In 2015, President Obama and Republican congressional leaders agreed to suspend the federal debt ceiling until March 15, 2017. After that date – less then two weeks from now – the Treasury will surpass its cumulative $20 trillion borrowing authority.

And while the stock market (and VIX) signal utter calm, signs of stress are very clear in America’s money markets. Swap spreads are suggesting traders are getting nervous that any hiccup in efforts to remove the burden could trigger a shortage on short-term government securities.

And even more notably, investors are willing to pay more for bills maturing in four weeks instead of five.

That’s because they don’t want to be caught empty handed while the Treasury slows debt sales to push its cash balance lower as part of the 2015 pact to suspend the debt ceiling. The spread between the March 9 and March 16 bills may get a “a little more noticeable” as Treasury cuts issuance and provides a “clearer sense of how long bill supply is going to be lower than normal” going into the March 15 deadline, Jefferies economist Thomas Simons said in a phone interview.

So, with two weeks left until the debt ceiling suspension expires, Treasury’s cash balance plummeted to $109 billion this week as of Thursday… making this the most important chart in the world right now…

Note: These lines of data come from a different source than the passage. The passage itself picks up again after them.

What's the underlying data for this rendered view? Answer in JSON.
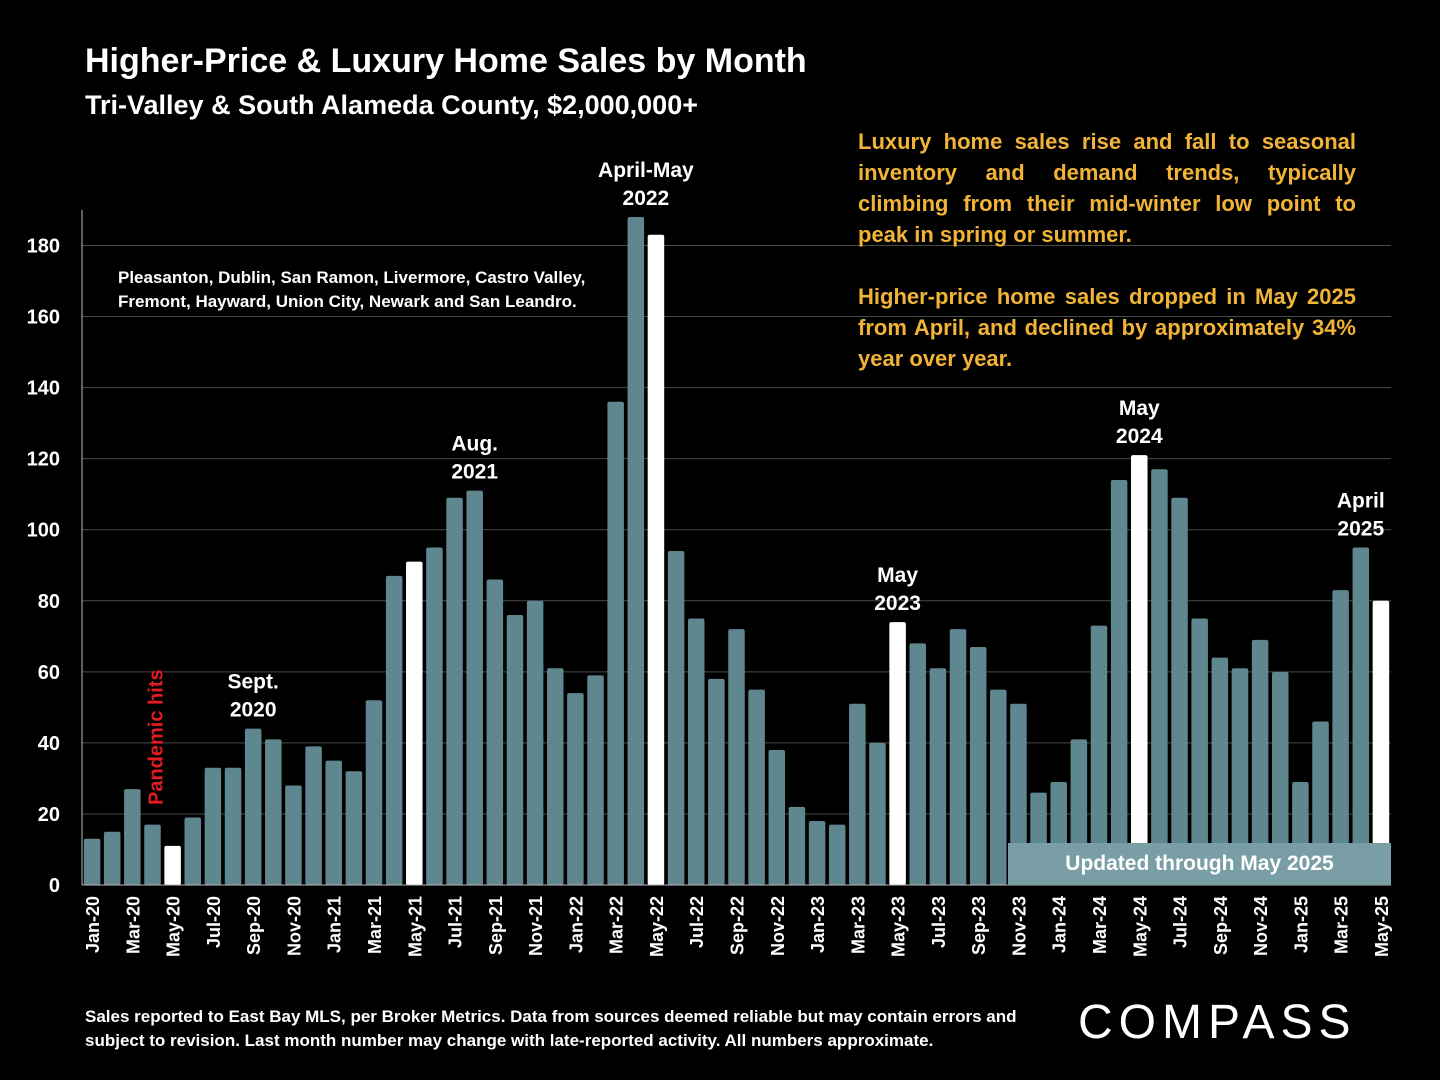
{
  "header": {
    "title": "Higher-Price & Luxury Home Sales by Month",
    "subtitle": "Tri-Valley & South Alameda County, $2,000,000+"
  },
  "cities_note": "Pleasanton, Dublin, San Ramon, Livermore, Castro Valley, Fremont, Hayward, Union City, Newark and San Leandro.",
  "commentary": {
    "paragraph1": "Luxury home sales rise and fall to seasonal inventory and demand trends, typically climbing from their mid-winter low point to peak in spring or summer.",
    "paragraph2": "Higher-price home sales dropped in May 2025 from April, and declined by approximately 34% year over year."
  },
  "updated_label": "Updated through May 2025",
  "footer_note": "Sales reported to East Bay MLS, per Broker Metrics. Data from sources deemed reliable but may contain errors and subject to revision. Last month number may change with late-reported activity. All numbers approximate.",
  "logo_text": "COMPASS",
  "colors": {
    "bar": "#5f8790",
    "highlight_bar": "#ffffff",
    "annotation_red": "#e31b23",
    "commentary": "#f2b436",
    "background": "#000000",
    "updated_box": "#7a9ea6"
  },
  "chart_data": {
    "type": "bar",
    "categories": [
      "Jan-20",
      "Feb-20",
      "Mar-20",
      "Apr-20",
      "May-20",
      "Jun-20",
      "Jul-20",
      "Aug-20",
      "Sep-20",
      "Oct-20",
      "Nov-20",
      "Dec-20",
      "Jan-21",
      "Feb-21",
      "Mar-21",
      "Apr-21",
      "May-21",
      "Jun-21",
      "Jul-21",
      "Aug-21",
      "Sep-21",
      "Oct-21",
      "Nov-21",
      "Dec-21",
      "Jan-22",
      "Feb-22",
      "Mar-22",
      "Apr-22",
      "May-22",
      "Jun-22",
      "Jul-22",
      "Aug-22",
      "Sep-22",
      "Oct-22",
      "Nov-22",
      "Dec-22",
      "Jan-23",
      "Feb-23",
      "Mar-23",
      "Apr-23",
      "May-23",
      "Jun-23",
      "Jul-23",
      "Aug-23",
      "Sep-23",
      "Oct-23",
      "Nov-23",
      "Dec-23",
      "Jan-24",
      "Feb-24",
      "Mar-24",
      "Apr-24",
      "May-24",
      "Jun-24",
      "Jul-24",
      "Aug-24",
      "Sep-24",
      "Oct-24",
      "Nov-24",
      "Dec-24",
      "Jan-25",
      "Feb-25",
      "Mar-25",
      "Apr-25",
      "May-25"
    ],
    "tick_labels": [
      "Jan-20",
      "Mar-20",
      "May-20",
      "Jul-20",
      "Sep-20",
      "Nov-20",
      "Jan-21",
      "Mar-21",
      "May-21",
      "Jul-21",
      "Sep-21",
      "Nov-21",
      "Jan-22",
      "Mar-22",
      "May-22",
      "Jul-22",
      "Sep-22",
      "Nov-22",
      "Jan-23",
      "Mar-23",
      "May-23",
      "Jul-23",
      "Sep-23",
      "Nov-23",
      "Jan-24",
      "Mar-24",
      "May-24",
      "Jul-24",
      "Sep-24",
      "Nov-24",
      "Jan-25",
      "Mar-25",
      "May-25"
    ],
    "values": [
      13,
      15,
      27,
      17,
      11,
      19,
      33,
      33,
      44,
      41,
      28,
      39,
      35,
      32,
      52,
      87,
      91,
      95,
      109,
      111,
      86,
      76,
      80,
      61,
      54,
      59,
      136,
      188,
      183,
      94,
      75,
      58,
      72,
      55,
      38,
      22,
      18,
      17,
      51,
      40,
      74,
      68,
      61,
      72,
      67,
      55,
      51,
      26,
      29,
      41,
      73,
      114,
      121,
      117,
      109,
      75,
      64,
      61,
      69,
      60,
      29,
      46,
      83,
      95,
      80
    ],
    "highlighted": [
      "May-20",
      "May-21",
      "May-22",
      "May-23",
      "May-24",
      "May-25"
    ],
    "ylim": [
      0,
      190
    ],
    "yticks": [
      0,
      20,
      40,
      60,
      80,
      100,
      120,
      140,
      160,
      180
    ],
    "grid": true,
    "annotations": [
      {
        "category": "Sep-20",
        "lines": [
          "Sept.",
          "2020"
        ]
      },
      {
        "category": "Aug-21",
        "lines": [
          "Aug.",
          "2021"
        ]
      },
      {
        "category": "Apr-22",
        "lines": [
          "April-May",
          "2022"
        ]
      },
      {
        "category": "May-23",
        "lines": [
          "May",
          "2023"
        ]
      },
      {
        "category": "May-24",
        "lines": [
          "May",
          "2024"
        ]
      },
      {
        "category": "Apr-25",
        "lines": [
          "April",
          "2025"
        ]
      }
    ],
    "event_annotation": {
      "category": "Apr-20",
      "text": "Pandemic hits"
    }
  }
}
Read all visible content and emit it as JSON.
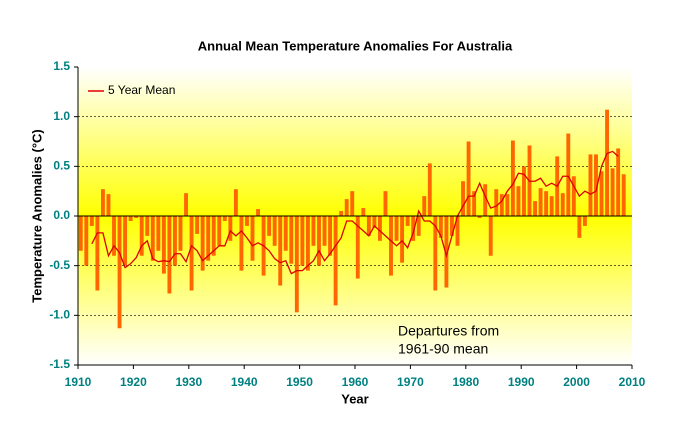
{
  "chart_data": {
    "type": "bar",
    "title": "Annual Mean Temperature Anomalies For Australia",
    "xlabel": "Year",
    "ylabel": "Temperature Anomalies (°C)",
    "annotation": [
      "Departures from",
      "1961-90 mean"
    ],
    "x": [
      1910,
      1911,
      1912,
      1913,
      1914,
      1915,
      1916,
      1917,
      1918,
      1919,
      1920,
      1921,
      1922,
      1923,
      1924,
      1925,
      1926,
      1927,
      1928,
      1929,
      1930,
      1931,
      1932,
      1933,
      1934,
      1935,
      1936,
      1937,
      1938,
      1939,
      1940,
      1941,
      1942,
      1943,
      1944,
      1945,
      1946,
      1947,
      1948,
      1949,
      1950,
      1951,
      1952,
      1953,
      1954,
      1955,
      1956,
      1957,
      1958,
      1959,
      1960,
      1961,
      1962,
      1963,
      1964,
      1965,
      1966,
      1967,
      1968,
      1969,
      1970,
      1971,
      1972,
      1973,
      1974,
      1975,
      1976,
      1977,
      1978,
      1979,
      1980,
      1981,
      1982,
      1983,
      1984,
      1985,
      1986,
      1987,
      1988,
      1989,
      1990,
      1991,
      1992,
      1993,
      1994,
      1995,
      1996,
      1997,
      1998,
      1999,
      2000,
      2001,
      2002,
      2003,
      2004,
      2005,
      2006,
      2007,
      2008
    ],
    "series": [
      {
        "type": "bar",
        "color": "#ff6600",
        "values": [
          -0.35,
          -0.5,
          -0.1,
          -0.75,
          0.27,
          0.22,
          -0.4,
          -1.13,
          -0.5,
          -0.05,
          -0.02,
          -0.4,
          -0.2,
          -0.45,
          -0.35,
          -0.58,
          -0.78,
          -0.5,
          -0.35,
          0.23,
          -0.75,
          -0.18,
          -0.55,
          -0.45,
          -0.4,
          -0.3,
          -0.05,
          -0.25,
          0.27,
          -0.55,
          -0.1,
          -0.45,
          0.07,
          -0.6,
          -0.2,
          -0.3,
          -0.7,
          -0.35,
          -0.48,
          -0.97,
          -0.5,
          -0.55,
          -0.3,
          -0.5,
          -0.3,
          -0.4,
          -0.9,
          0.05,
          0.17,
          0.25,
          -0.63,
          0.08,
          -0.2,
          -0.12,
          -0.25,
          0.25,
          -0.6,
          -0.25,
          -0.47,
          -0.1,
          -0.25,
          -0.2,
          0.2,
          0.53,
          -0.75,
          -0.22,
          -0.72,
          -0.2,
          -0.3,
          0.35,
          0.75,
          0.25,
          -0.02,
          0.32,
          -0.4,
          0.27,
          0.22,
          0.22,
          0.76,
          0.3,
          0.5,
          0.71,
          0.15,
          0.28,
          0.25,
          0.2,
          0.6,
          0.23,
          0.83,
          0.4,
          -0.22,
          -0.1,
          0.62,
          0.62,
          0.45,
          1.07,
          0.48,
          0.68,
          0.42
        ]
      },
      {
        "type": "line",
        "name": "5 Year Mean",
        "color": "#dd0000",
        "values": [
          null,
          null,
          -0.28,
          -0.17,
          -0.17,
          -0.4,
          -0.3,
          -0.37,
          -0.52,
          -0.48,
          -0.42,
          -0.3,
          -0.25,
          -0.43,
          -0.46,
          -0.45,
          -0.46,
          -0.38,
          -0.38,
          -0.46,
          -0.3,
          -0.35,
          -0.45,
          -0.4,
          -0.35,
          -0.3,
          -0.3,
          -0.15,
          -0.2,
          -0.15,
          -0.22,
          -0.3,
          -0.27,
          -0.3,
          -0.35,
          -0.43,
          -0.47,
          -0.45,
          -0.58,
          -0.55,
          -0.55,
          -0.5,
          -0.45,
          -0.35,
          -0.45,
          -0.38,
          -0.3,
          -0.22,
          -0.05,
          -0.05,
          -0.1,
          -0.15,
          -0.2,
          -0.1,
          -0.15,
          -0.2,
          -0.25,
          -0.3,
          -0.25,
          -0.32,
          -0.17,
          0.05,
          -0.05,
          -0.05,
          -0.1,
          -0.2,
          -0.4,
          -0.2,
          0.0,
          0.1,
          0.2,
          0.2,
          0.33,
          0.2,
          0.08,
          0.1,
          0.15,
          0.25,
          0.32,
          0.43,
          0.42,
          0.35,
          0.35,
          0.38,
          0.3,
          0.33,
          0.3,
          0.4,
          0.4,
          0.3,
          0.2,
          0.25,
          0.22,
          0.25,
          0.5,
          0.63,
          0.65,
          0.6,
          null
        ]
      }
    ],
    "xlim": [
      1910,
      2010
    ],
    "xticks": [
      1910,
      1920,
      1930,
      1940,
      1950,
      1960,
      1970,
      1980,
      1990,
      2000,
      2010
    ],
    "ylim": [
      -1.5,
      1.5
    ],
    "yticks": [
      {
        "value": -1.5,
        "label": "-1.5"
      },
      {
        "value": -1,
        "label": "-1.0"
      },
      {
        "value": -0.5,
        "label": "-0.5"
      },
      {
        "value": 0,
        "label": "0.0"
      },
      {
        "value": 0.5,
        "label": "0.5"
      },
      {
        "value": 1,
        "label": "1.0"
      },
      {
        "value": 1.5,
        "label": "1.5"
      }
    ],
    "grid": true,
    "legend": "upper left"
  }
}
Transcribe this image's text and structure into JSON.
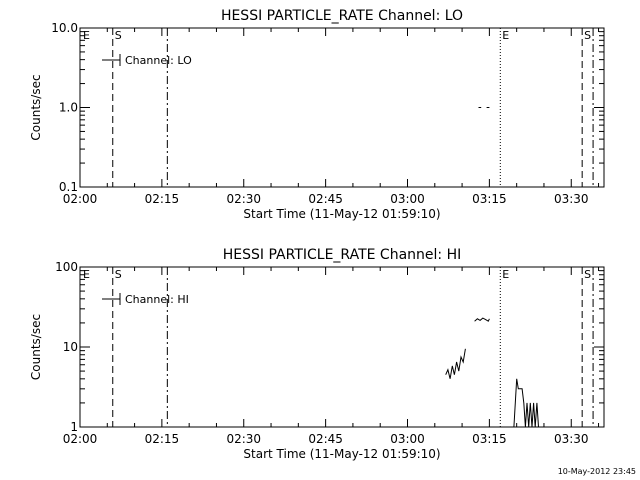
{
  "footer": {
    "timestamp": "10-May-2012 23:45"
  },
  "chart_data": [
    {
      "type": "line",
      "title": "HESSI PARTICLE_RATE Channel: LO",
      "xlabel": "Start Time (11-May-12 01:59:10)",
      "ylabel": "Counts/sec",
      "yscale": "log",
      "xlim": [
        "02:00",
        "03:36"
      ],
      "ylim": [
        0.1,
        10.0
      ],
      "x_ticks": [
        "02:00",
        "02:15",
        "02:30",
        "02:45",
        "03:00",
        "03:15",
        "03:30"
      ],
      "y_ticks": [
        {
          "value": 0.1,
          "label": "0.1"
        },
        {
          "value": 1.0,
          "label": "1.0"
        },
        {
          "value": 10.0,
          "label": "10.0"
        }
      ],
      "legend": {
        "label": "Channel: LO",
        "position": "top-left"
      },
      "grid": false,
      "markers": [
        {
          "time": "02:06",
          "style": "dashed",
          "label": "S"
        },
        {
          "time": "02:16",
          "style": "dashdot",
          "label": ""
        },
        {
          "time": "03:17",
          "style": "dotted",
          "label": "E"
        },
        {
          "time": "03:32",
          "style": "dashed",
          "label": "S"
        },
        {
          "time": "03:34",
          "style": "dashdot",
          "label": ""
        }
      ],
      "start_label": "E",
      "series": [
        {
          "label": "Channel: LO",
          "segments": [
            [
              {
                "t": "03:13",
                "y": 1.0
              },
              {
                "t": "03:13.5",
                "y": 1.0
              }
            ],
            [
              {
                "t": "03:14.5",
                "y": 1.0
              },
              {
                "t": "03:15",
                "y": 1.0
              }
            ]
          ]
        }
      ]
    },
    {
      "type": "line",
      "title": "HESSI PARTICLE_RATE Channel: HI",
      "xlabel": "Start Time (11-May-12 01:59:10)",
      "ylabel": "Counts/sec",
      "yscale": "log",
      "xlim": [
        "02:00",
        "03:36"
      ],
      "ylim": [
        1,
        100
      ],
      "x_ticks": [
        "02:00",
        "02:15",
        "02:30",
        "02:45",
        "03:00",
        "03:15",
        "03:30"
      ],
      "y_ticks": [
        {
          "value": 1,
          "label": "1"
        },
        {
          "value": 10,
          "label": "10"
        },
        {
          "value": 100,
          "label": "100"
        }
      ],
      "legend": {
        "label": "Channel: HI",
        "position": "top-left"
      },
      "grid": false,
      "markers": [
        {
          "time": "02:06",
          "style": "dashed",
          "label": "S"
        },
        {
          "time": "02:16",
          "style": "dashdot",
          "label": ""
        },
        {
          "time": "03:17",
          "style": "dotted",
          "label": "E"
        },
        {
          "time": "03:32",
          "style": "dashed",
          "label": "S"
        },
        {
          "time": "03:34",
          "style": "dashdot",
          "label": ""
        }
      ],
      "start_label": "E",
      "series": [
        {
          "label": "Channel: HI",
          "segments": [
            [
              {
                "t": "03:07.0",
                "y": 4.5
              },
              {
                "t": "03:07.4",
                "y": 5.2
              },
              {
                "t": "03:07.8",
                "y": 4.0
              },
              {
                "t": "03:08.2",
                "y": 5.8
              },
              {
                "t": "03:08.6",
                "y": 4.5
              },
              {
                "t": "03:09.0",
                "y": 6.5
              },
              {
                "t": "03:09.4",
                "y": 5.0
              },
              {
                "t": "03:09.8",
                "y": 7.5
              },
              {
                "t": "03:10.2",
                "y": 6.5
              },
              {
                "t": "03:10.6",
                "y": 9.5
              }
            ],
            [
              {
                "t": "03:12.3",
                "y": 21
              },
              {
                "t": "03:12.8",
                "y": 22.5
              },
              {
                "t": "03:13.3",
                "y": 21.5
              },
              {
                "t": "03:13.8",
                "y": 23
              },
              {
                "t": "03:14.3",
                "y": 22
              },
              {
                "t": "03:14.8",
                "y": 21
              },
              {
                "t": "03:15.0",
                "y": 22.5
              }
            ],
            [
              {
                "t": "03:19.5",
                "y": 1.0
              },
              {
                "t": "03:20.0",
                "y": 4.0
              },
              {
                "t": "03:20.3",
                "y": 3.0
              },
              {
                "t": "03:21.0",
                "y": 3.0
              },
              {
                "t": "03:21.3",
                "y": 2.0
              },
              {
                "t": "03:21.6",
                "y": 1.0
              },
              {
                "t": "03:21.9",
                "y": 2.0
              },
              {
                "t": "03:22.2",
                "y": 1.0
              },
              {
                "t": "03:22.5",
                "y": 2.0
              },
              {
                "t": "03:22.8",
                "y": 1.0
              },
              {
                "t": "03:23.1",
                "y": 2.0
              },
              {
                "t": "03:23.4",
                "y": 1.0
              },
              {
                "t": "03:23.7",
                "y": 2.0
              },
              {
                "t": "03:24.0",
                "y": 1.0
              }
            ]
          ]
        }
      ]
    }
  ]
}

Once it hits zero, as FiscalTimes notes, newly ensconced Treasury Secretary Steven Mnuchin is expected to order “emergency measures” to effectively buy more time for the government to pay its creditors and cover revenue shortfalls to keep the government operating. The stakes couldn’t be higher: Failure to raise the debt ceiling would do irreversible damage to the U.S. credit rating, trigger an uproar in U.S. and global markets, drive up the future cost of borrowing, postpone Social Security payments and tax returns, and force layoffs of non-essential government workers.